Sœur Anne ne vois-tu rien venir?
Droit devant un terrible orage, ma sœur
Préparons-nous
Ceux-là qui écoutent les tornades et les cyclones
Les volcans et les mers
Connaissent la puissance des vents
Ils sont prêts
Rien n’est plus terrible
Une hydre en perdition
Courant hurlant
Le feu de la malédiction
À trop persécuter
À trop mentir
À trop détruire
L’hydre réveille les consciences
Sa fin approche
Les âmes endormies se lèvent
Elles n’auront jamais été si nombreuses
À foison de par le monde
Que les foules sont belles
Le bonheur au cœur de la vie, ma sœur
Le peuple debout avance et libère la demeure
Les assassins du vivant et de la terre
Les tyrans de l’humanité
Dehors ! Dehors !
Maintenant que vois-tu, sœur Anne ?
Le frémissement des ailes
Tel un mirage
Mes yeux me trompent-ils ?
Je te le dis
Cet espoir au bout du tunnel
Nous n’en avons plus pour très longtemps
Les colombes et les hirondelles impatientes
Tournoient dans la lumière
Ce flot migratoire des âmes éveillées
Elles auront dormi si longtemps, ces âmes
L’oubli verrouille les portes du temps.


 

Françoise Sé, nom Internet. Tiens, ça sonne bien finalement ! Je souhaite un bonjour à la Bretagne de mon adolescence. D’origine française je vis au Québec depuis 1973, au pays des arbres, du froid et des canicules, sur la terre ancienne des « sauvages » c’est-à-dire d’un grand peuple libre. J’ai vécu 12 ans à Paris et autour, 10 ans en Bretagne (Vannes, Dinard et Rennes).
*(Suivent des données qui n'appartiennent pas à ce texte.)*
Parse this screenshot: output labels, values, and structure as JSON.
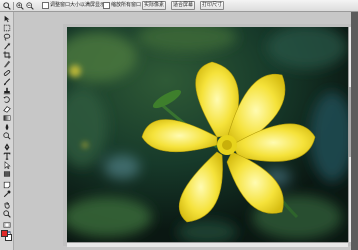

Diplômée en musique, en lettres et en journalisme, j’ai passé beaucoup de temps dans la sphère des médias. Chercheuse obsessive, rat de bibliothèque, des questions : d’où venons-nous, où allons-nous, que se passe-t-il réellement au sein de cette humanité et qui fait quoi ? Et les
réponses parfois, aïe !
Et la poésie dans tout cela ? Il y a si longtemps…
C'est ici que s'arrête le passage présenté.